Parakan menjadi simpul pergerakan melawan penjajah selama masa perang kemerdekaan. Ketika Pemerintah Hindia Belanda menggunakan strategi pemisahan wilayah, berupa garis demarkasi Van Mook, warga Temanggung juga bergerak untuk melawan diskriminasi politik yang dilancarkan Hindia Belanda.
Maka saat itu terbentuklah Barisan Muslimin Temanggung (BMT) pada 30 Oktober 1945 di Masjid Kauman Parakan. Barisan ini dipelopori oleh kiai-santri, yang bertujuan untuk memobilisasi kekuatan rakyat melawan penjajah.

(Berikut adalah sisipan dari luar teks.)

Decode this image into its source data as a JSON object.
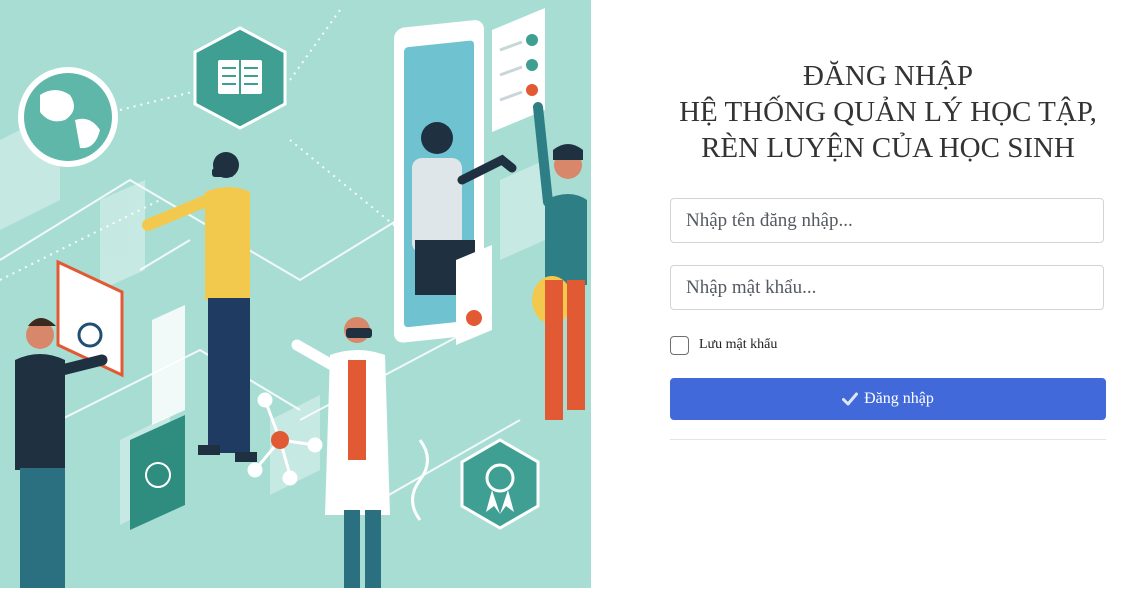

Muhaiminan Gunardo dalam bukunya Bambu Runcing Parakan,Yogyakarta: Kota Kembang, 1986 menulis terjadinya peristiwa Batuloyo yang mengisahkan penyerangan oleh warga Parakan yang tergabung dalam Barisan Keamanan Rakyat (BKR) terhadap pasukan Jepang.
Setelah berdirinya BMT, santri-santri yang tergabung dalam barisan ini, menjadi bertambah semangat dengan dukungan kiai, terutama Kiai Subchi Parakan. Para santri BMT secara heroik menyerang patroli militer Belanda yang melintasi kawasan Parakan.